Despite a heavy security presence after the terrible events in Manchester on Monday night, the City still turned out in force to this prestigious corporate networking event in the grounds of the Royal Hospital Chelsea.
While snaffling a ticket to the exclusive gala night on Monday evening before the main show kicks off is the most assured way to mingle which the absolute who’s who of British business, the show’s exclusive hospitality area – Jardin Blanc – also thronged with the City’s movers and shakers all week.
When I went for dinner on Tuesday night as a guest of Dobbies garden centre (which was, of course, all disclosed and approved beforehand – the Bribery Act is real folks!) within seconds of arriving I had spotted Mervyn King, the former governor of the Bank of England, Antonio Horta-Osorio, the boss of Lloyds, which recently got shot of its taxpayer-backed government shareholder, Dominic Grace, a residential director at Savills, and Rob Tincknell, the man behind the Battersea Power Station development.

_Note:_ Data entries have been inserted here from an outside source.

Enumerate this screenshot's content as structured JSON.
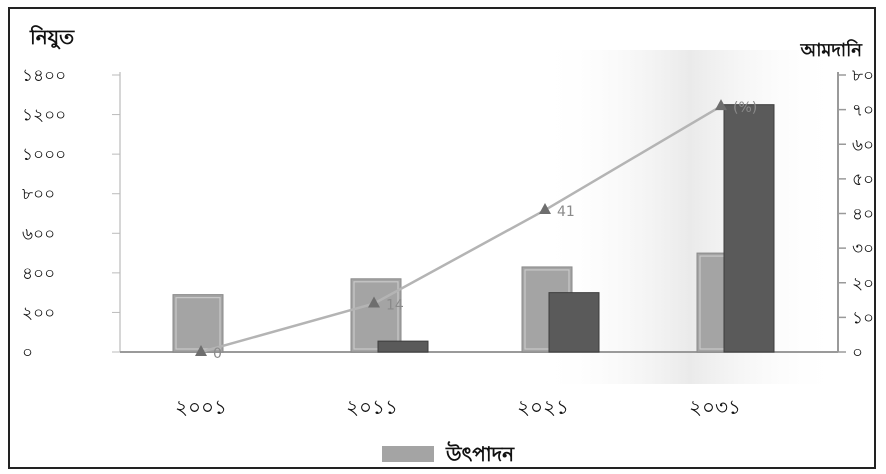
{
  "chart_data": {
    "type": "bar",
    "left_axis_title": "নিযুত",
    "right_axis_title": "আমদানি",
    "categories": [
      "২০০১",
      "২০১১",
      "২০২১",
      "২০৩১"
    ],
    "left_ticks": [
      "০",
      "২০০",
      "৪০০",
      "৬০০",
      "৮০০",
      "১০০০",
      "১২০০",
      "১৪০০"
    ],
    "right_ticks": [
      "০",
      "১০",
      "২০",
      "৩০",
      "৪০",
      "৫০",
      "৬০",
      "৭০",
      "৮০"
    ],
    "left_axis_range": [
      0,
      1400
    ],
    "right_axis_range": [
      0,
      80
    ],
    "series": [
      {
        "name": "উৎপাদন",
        "kind": "bar",
        "axis": "left",
        "color": "#a4a4a4",
        "values": [
          290,
          370,
          430,
          500
        ]
      },
      {
        "kind": "bar",
        "axis": "left",
        "color": "#5a5a5a",
        "values": [
          0,
          55,
          300,
          1250
        ]
      },
      {
        "kind": "line",
        "axis": "right",
        "color": "#b4b4b4",
        "marker_color": "#6e6e6e",
        "values": [
          0,
          14,
          41,
          71
        ],
        "point_labels": [
          "0",
          "14",
          "41",
          "(%)"
        ]
      }
    ],
    "legend_label": "উৎপাদন",
    "legend_position": "bottom-center",
    "grid": false
  }
}
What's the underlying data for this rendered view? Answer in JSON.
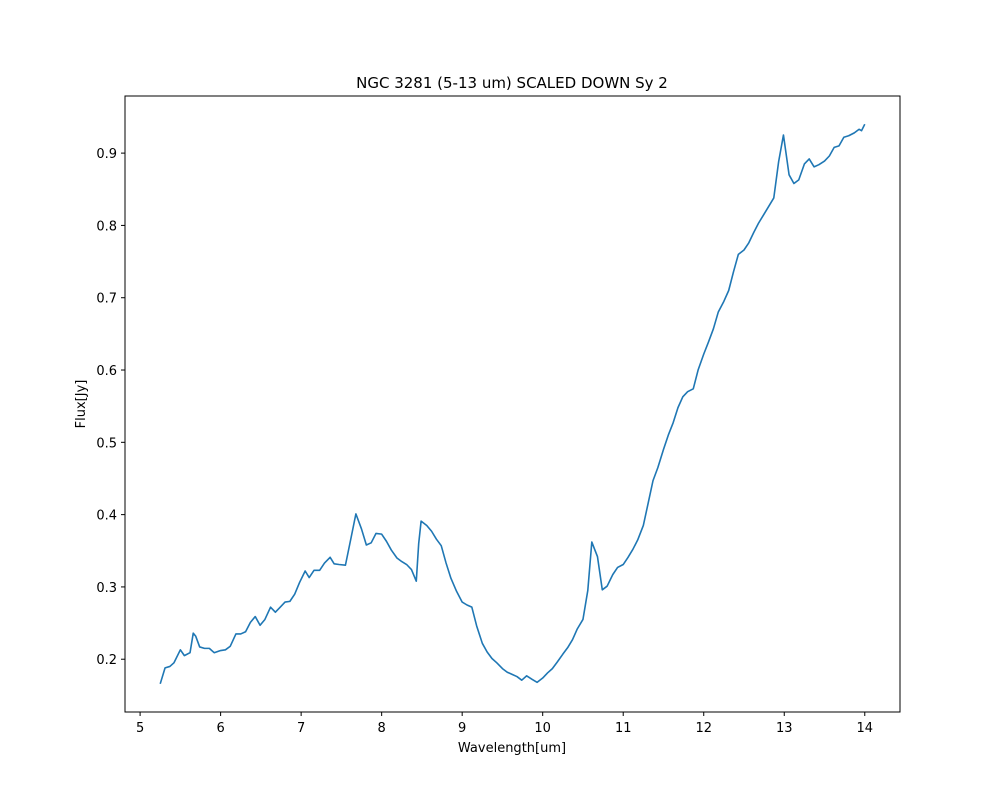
{
  "chart_data": {
    "type": "line",
    "title": "NGC 3281 (5-13 um) SCALED DOWN Sy 2",
    "x_label": "Wavelength[um]",
    "y_label": "Flux[Jy]",
    "xlim": [
      4.8125,
      14.4375
    ],
    "ylim": [
      0.127,
      0.979
    ],
    "xticks": [
      5,
      6,
      7,
      8,
      9,
      10,
      11,
      12,
      13,
      14
    ],
    "yticks": [
      0.2,
      0.3,
      0.4,
      0.5,
      0.6,
      0.7,
      0.8,
      0.9
    ],
    "color": "#1f77b4",
    "x": [
      5.25,
      5.31,
      5.37,
      5.42,
      5.5,
      5.55,
      5.62,
      5.66,
      5.69,
      5.74,
      5.8,
      5.86,
      5.92,
      6.0,
      6.06,
      6.12,
      6.19,
      6.25,
      6.31,
      6.37,
      6.43,
      6.49,
      6.55,
      6.62,
      6.68,
      6.74,
      6.8,
      6.86,
      6.92,
      6.98,
      7.05,
      7.1,
      7.16,
      7.23,
      7.29,
      7.36,
      7.41,
      7.47,
      7.55,
      7.62,
      7.68,
      7.75,
      7.81,
      7.87,
      7.93,
      8.0,
      8.06,
      8.12,
      8.19,
      8.25,
      8.31,
      8.37,
      8.43,
      8.46,
      8.49,
      8.56,
      8.62,
      8.68,
      8.74,
      8.8,
      8.86,
      8.93,
      9.0,
      9.06,
      9.12,
      9.18,
      9.25,
      9.31,
      9.37,
      9.43,
      9.5,
      9.56,
      9.62,
      9.68,
      9.74,
      9.8,
      9.87,
      9.93,
      10.0,
      10.06,
      10.12,
      10.18,
      10.25,
      10.31,
      10.37,
      10.43,
      10.5,
      10.56,
      10.61,
      10.68,
      10.74,
      10.8,
      10.87,
      10.93,
      11.0,
      11.06,
      11.12,
      11.18,
      11.25,
      11.31,
      11.37,
      11.43,
      11.5,
      11.56,
      11.62,
      11.68,
      11.74,
      11.8,
      11.87,
      11.93,
      12.0,
      12.06,
      12.12,
      12.18,
      12.25,
      12.31,
      12.37,
      12.43,
      12.5,
      12.56,
      12.62,
      12.68,
      12.74,
      12.8,
      12.87,
      12.93,
      12.99,
      13.06,
      13.12,
      13.18,
      13.25,
      13.31,
      13.37,
      13.43,
      13.5,
      13.56,
      13.62,
      13.68,
      13.74,
      13.8,
      13.87,
      13.93,
      13.96,
      14.0
    ],
    "values": [
      0.166,
      0.188,
      0.19,
      0.195,
      0.213,
      0.205,
      0.209,
      0.236,
      0.232,
      0.217,
      0.215,
      0.215,
      0.209,
      0.212,
      0.213,
      0.218,
      0.235,
      0.235,
      0.238,
      0.251,
      0.259,
      0.247,
      0.255,
      0.272,
      0.265,
      0.272,
      0.279,
      0.28,
      0.29,
      0.306,
      0.322,
      0.313,
      0.323,
      0.323,
      0.333,
      0.341,
      0.332,
      0.331,
      0.33,
      0.368,
      0.401,
      0.38,
      0.358,
      0.361,
      0.374,
      0.373,
      0.363,
      0.351,
      0.34,
      0.335,
      0.331,
      0.324,
      0.308,
      0.36,
      0.391,
      0.385,
      0.377,
      0.366,
      0.357,
      0.333,
      0.312,
      0.294,
      0.279,
      0.275,
      0.272,
      0.246,
      0.222,
      0.21,
      0.201,
      0.195,
      0.187,
      0.182,
      0.179,
      0.176,
      0.171,
      0.177,
      0.172,
      0.168,
      0.174,
      0.181,
      0.187,
      0.196,
      0.207,
      0.216,
      0.227,
      0.242,
      0.255,
      0.295,
      0.362,
      0.342,
      0.296,
      0.301,
      0.317,
      0.327,
      0.331,
      0.341,
      0.352,
      0.365,
      0.385,
      0.416,
      0.447,
      0.465,
      0.49,
      0.51,
      0.527,
      0.548,
      0.563,
      0.57,
      0.574,
      0.6,
      0.622,
      0.639,
      0.657,
      0.68,
      0.695,
      0.71,
      0.736,
      0.76,
      0.766,
      0.776,
      0.79,
      0.803,
      0.814,
      0.825,
      0.838,
      0.888,
      0.925,
      0.87,
      0.858,
      0.863,
      0.885,
      0.892,
      0.881,
      0.884,
      0.889,
      0.896,
      0.908,
      0.91,
      0.922,
      0.924,
      0.928,
      0.933,
      0.931,
      0.94
    ]
  }
}
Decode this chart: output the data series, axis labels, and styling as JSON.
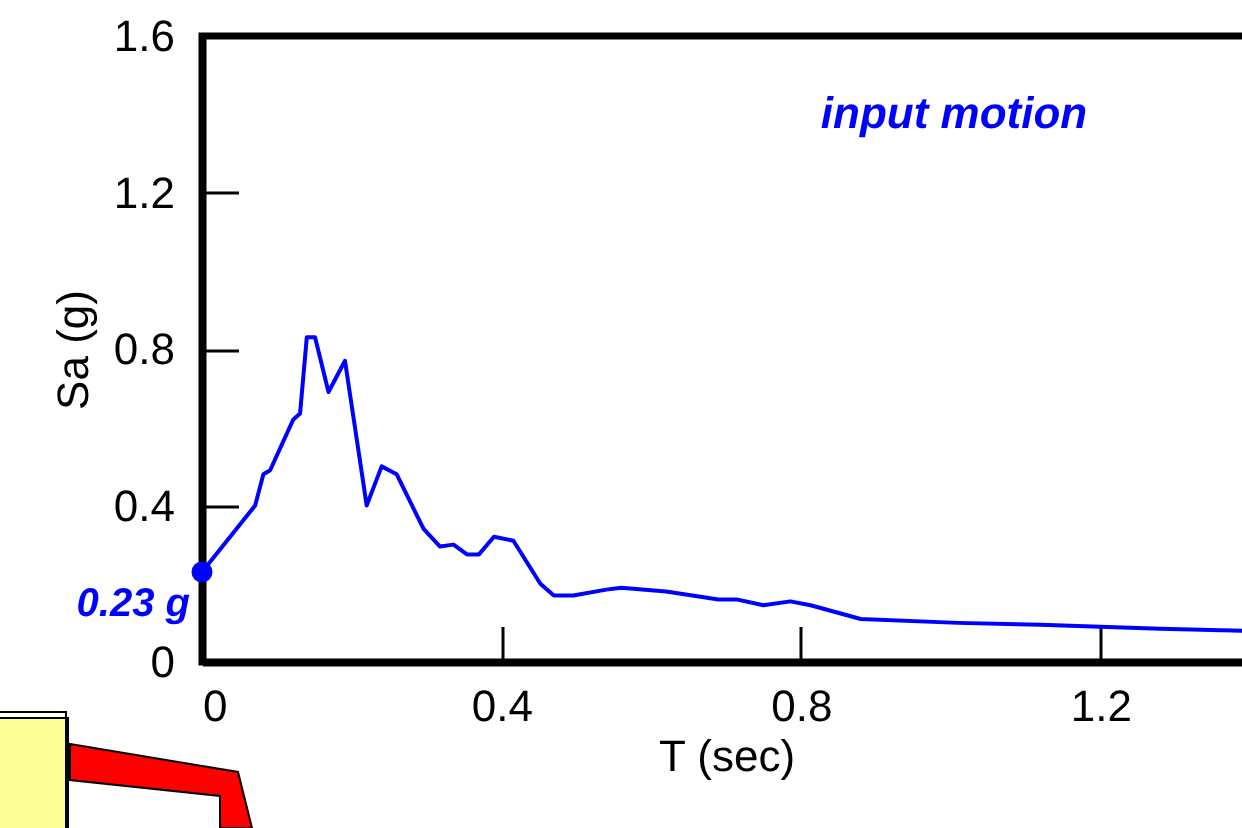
{
  "chart_data": {
    "type": "line",
    "xlabel": "T (sec)",
    "ylabel": "Sa (g)",
    "x": [
      0,
      0.071,
      0.082,
      0.091,
      0.122,
      0.131,
      0.14,
      0.151,
      0.169,
      0.191,
      0.22,
      0.24,
      0.26,
      0.296,
      0.318,
      0.336,
      0.354,
      0.37,
      0.39,
      0.416,
      0.452,
      0.47,
      0.496,
      0.54,
      0.56,
      0.62,
      0.69,
      0.714,
      0.75,
      0.786,
      0.813,
      0.88,
      1.01,
      1.12,
      1.28,
      1.39
    ],
    "series": [
      {
        "color": "#0000ff",
        "values": [
          0.23,
          0.4,
          0.48,
          0.49,
          0.62,
          0.635,
          0.83,
          0.83,
          0.69,
          0.77,
          0.4,
          0.5,
          0.48,
          0.34,
          0.295,
          0.3,
          0.275,
          0.275,
          0.32,
          0.31,
          0.2,
          0.17,
          0.17,
          0.185,
          0.19,
          0.18,
          0.16,
          0.16,
          0.145,
          0.155,
          0.145,
          0.11,
          0.1,
          0.095,
          0.085,
          0.08
        ]
      }
    ],
    "xlim": [
      0,
      1.4
    ],
    "ylim": [
      0,
      1.6
    ],
    "xticks": [
      0,
      0.4,
      0.8,
      1.2
    ],
    "yticks": [
      0,
      0.4,
      0.8,
      1.2,
      1.6
    ],
    "grid": false,
    "marker": "none",
    "line_style": "solid",
    "annotations": [
      "input motion",
      {
        "text": "0.23 g",
        "x": 0,
        "y": 0.23
      }
    ]
  }
}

Tincknell must be feeling very pleased that his scheme (and the Northern Line extension) was credited this week with making Battersea a little housing hotspot immune from the wider current slowdown in the capital’s housing market… supposedly. That is the word according to eMoov, which may be a “disruptive” online agent but has clearly quickly developed the same skillset for talking up the market as its bricks and mortar-based rivals.
Overall, the mood around business seemed surprisingly upbeat given the wider macro environment, where the pound is still languishing in value and real wages are starting to fall, impacting consumer sentiment. There was a little talk around the election but only in the sense that everyone expects the Tories to win, the only question being by what margin. The biggest talking point was, not surprisingly, Brexit and as has been the case for some time, the main area of concern seems to be access to EU labour. In a country where thousands of jobs, both skilled and unskilled, are met by workers from the continent there is real fear about disruption if Theresa May cannot negotiate a sensible solution for EU workers. This will have to a top priority in our negotiations.
There were fears this year that that the Chelsea Flower Show might be impacted by the Financial Conduct Authority crackdown on hospitality that might be interpreted as improper. There was much commentary around the fact that the number of sponsored gardens dropped to eight this year from 17 last year and 21 in 2008, with Harrods, Telegraph Group and Cloudy Bay, the wine brand owned by LMVH, among some of the sponsored gardens to drop out. This is also going to be the last year that M&G, the investment arm of Prudential Insurance Group, will be sponsoring the event after eight years, in part because it has become concerned about the rules on inducements and how it might appear to invite financial advisers to the show.
However, from where I was standing in the Jardin Blanc, inhaling canapés and washing them down with lashings of wine, it seems to me as if Chelsea Flower Show is still the hottest corporate ticket in town.